Sie liefen zu beiden Seiten des Fords her und starrten aus großen, hungrigen Augen durch die Scheiben. Es waren ausgemergelte Gestalten, in Lumpen gehüllt, die wohl nie in ihrem Leben satt zu essen hatten.
Hart presste ich die Lippen zusammen. Ein Kloß würgte in meinem Hals, und ich dachte daran, dass in unserer Wohlstandsgesellschaft soviel weggeworfen wurde.
Bill und Suko erging es nicht anders. Manchmal bewegte der Reporter die Lippen, ohne etwas zu sagen.
Mandra Korab, der den Wagen lenkte, hatte bewusst ein anderes Fahrzeug ausgesucht. Wenn er schon auffiel, dann nicht durch einen fast nagelneuen Luxuswagen.
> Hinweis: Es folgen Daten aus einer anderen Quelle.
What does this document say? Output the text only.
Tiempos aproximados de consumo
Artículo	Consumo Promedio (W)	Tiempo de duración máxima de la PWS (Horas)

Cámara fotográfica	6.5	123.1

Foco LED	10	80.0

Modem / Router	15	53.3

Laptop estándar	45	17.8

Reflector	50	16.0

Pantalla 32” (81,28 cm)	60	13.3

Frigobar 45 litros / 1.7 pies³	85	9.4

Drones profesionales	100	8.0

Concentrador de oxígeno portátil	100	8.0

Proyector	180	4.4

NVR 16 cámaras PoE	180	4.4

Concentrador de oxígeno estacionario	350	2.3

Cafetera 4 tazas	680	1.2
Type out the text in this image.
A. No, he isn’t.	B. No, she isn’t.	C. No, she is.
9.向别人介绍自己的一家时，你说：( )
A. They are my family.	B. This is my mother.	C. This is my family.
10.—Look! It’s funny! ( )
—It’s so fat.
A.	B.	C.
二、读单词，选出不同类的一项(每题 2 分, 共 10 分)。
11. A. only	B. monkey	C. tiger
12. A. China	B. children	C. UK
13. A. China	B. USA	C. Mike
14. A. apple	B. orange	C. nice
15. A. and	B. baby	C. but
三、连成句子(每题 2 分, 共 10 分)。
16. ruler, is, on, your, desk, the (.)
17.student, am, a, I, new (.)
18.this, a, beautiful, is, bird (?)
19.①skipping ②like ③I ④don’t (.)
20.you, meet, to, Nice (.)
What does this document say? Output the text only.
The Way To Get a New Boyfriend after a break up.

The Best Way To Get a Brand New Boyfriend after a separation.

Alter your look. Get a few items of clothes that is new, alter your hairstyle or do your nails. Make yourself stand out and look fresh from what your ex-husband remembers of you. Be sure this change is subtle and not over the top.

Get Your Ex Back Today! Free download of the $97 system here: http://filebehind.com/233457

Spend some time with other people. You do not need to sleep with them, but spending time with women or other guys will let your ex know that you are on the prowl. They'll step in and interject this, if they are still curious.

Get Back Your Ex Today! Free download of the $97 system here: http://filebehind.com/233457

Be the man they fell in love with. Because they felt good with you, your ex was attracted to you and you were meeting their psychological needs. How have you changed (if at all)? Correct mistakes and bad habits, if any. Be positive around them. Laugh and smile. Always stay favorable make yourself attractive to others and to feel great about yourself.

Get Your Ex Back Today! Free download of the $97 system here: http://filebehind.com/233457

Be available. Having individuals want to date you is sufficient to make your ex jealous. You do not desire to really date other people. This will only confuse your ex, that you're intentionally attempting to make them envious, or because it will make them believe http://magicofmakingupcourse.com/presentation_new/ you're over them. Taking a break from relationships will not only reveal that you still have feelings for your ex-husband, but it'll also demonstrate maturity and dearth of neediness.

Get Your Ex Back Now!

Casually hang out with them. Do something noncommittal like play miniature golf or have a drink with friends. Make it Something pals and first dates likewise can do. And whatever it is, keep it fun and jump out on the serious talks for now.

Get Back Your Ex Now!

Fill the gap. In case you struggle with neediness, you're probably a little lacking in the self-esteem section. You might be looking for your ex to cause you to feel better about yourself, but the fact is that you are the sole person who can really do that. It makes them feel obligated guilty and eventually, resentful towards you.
Als die Straße etwas breiter wurde und rechts die Elendshütten aufhörten, lenkte der Inder den Ford auf einen staubigen Platz, wo ein paar karge, harte Grasbüschel wuchsen. Etwa fünfzig Yards entfernt standen zwei Kühe und suchten nach Nahrung.
Wir stiegen aus.
Sofort traf uns die Hitze. In Flussnähe war es noch feuchter, fast wie im Dschungel. Die Sonne schimmerte rötlich. Sie senkte sich dem Horizont entgegen, bald würde sie untergehen. Eine gnädige Dunkelheit deckte dann das Land wie ein großer Schleier zu.
»Wie weit ist es noch?« erkundigte ich mich bei Mandra Korab.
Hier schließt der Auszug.